The screenshot in Figure 3 shows a test program written using the PyTorch neural network code library. The program run compares the 1000-item P dataset with a Q dataset where 400 data items (40 percent) have been randomized. The value of the AKLD metric is 0.1764 which corresponds to one of the data points on the graph in Figure 2.

Figure 3: Example of Computing Autoencoded Kullback-Leibler Divergence
[Click on image for larger view.] Figure 3: Example of Computing Autoencoded Kullback-Leibler Divergence

What's the Point?
There has been recent increased interest in dataset similarity metrics. One of the primary motivations for the development of AKLD and other dataset similarity metrics is the growing cost of training huge ML models, especially natural language models. For example, it's estimated that the cost of computing time to train the GPT-3 language model is approximately $4.6 million dollars. And training even moderately sized language models can routinely cost tens of thousands of dollars. One possible solution is to find smaller but similar datasets to train. This requires a dataset similarity metric.

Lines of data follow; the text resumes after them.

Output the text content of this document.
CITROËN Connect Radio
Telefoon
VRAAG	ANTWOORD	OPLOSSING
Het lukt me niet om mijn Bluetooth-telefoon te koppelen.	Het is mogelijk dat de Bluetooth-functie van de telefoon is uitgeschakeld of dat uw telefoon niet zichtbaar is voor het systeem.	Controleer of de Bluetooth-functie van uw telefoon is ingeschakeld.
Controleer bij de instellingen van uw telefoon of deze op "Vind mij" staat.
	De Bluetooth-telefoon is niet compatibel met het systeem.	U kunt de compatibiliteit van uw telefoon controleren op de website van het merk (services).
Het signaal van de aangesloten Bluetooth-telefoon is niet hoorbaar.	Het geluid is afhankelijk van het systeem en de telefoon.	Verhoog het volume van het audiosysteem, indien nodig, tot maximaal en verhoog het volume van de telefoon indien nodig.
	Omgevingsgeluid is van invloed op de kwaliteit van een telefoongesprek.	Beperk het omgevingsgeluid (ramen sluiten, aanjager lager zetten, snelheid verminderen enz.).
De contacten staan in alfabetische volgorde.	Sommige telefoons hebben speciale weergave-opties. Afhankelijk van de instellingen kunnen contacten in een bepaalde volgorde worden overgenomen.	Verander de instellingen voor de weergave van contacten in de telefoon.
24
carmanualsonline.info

McCaffrey noted, "One of our original goals in developing AKLD was to support a project that generates coresets from large parent datasets." He added, "We later realized that in addition to having the potential to save millions of dollars in ML computing costs, smaller training datasets can also greatly reduce our carbon footprint."

McCaffrey continued, "One recent study estimated that training a large deep learning model produces 626,000 pounds of carbon dioxide, which is about the same as the lifetime emissions from five automobiles. It's becoming increasingly important for data scientists and ML researchers to do what they can to reduce carbon footprint."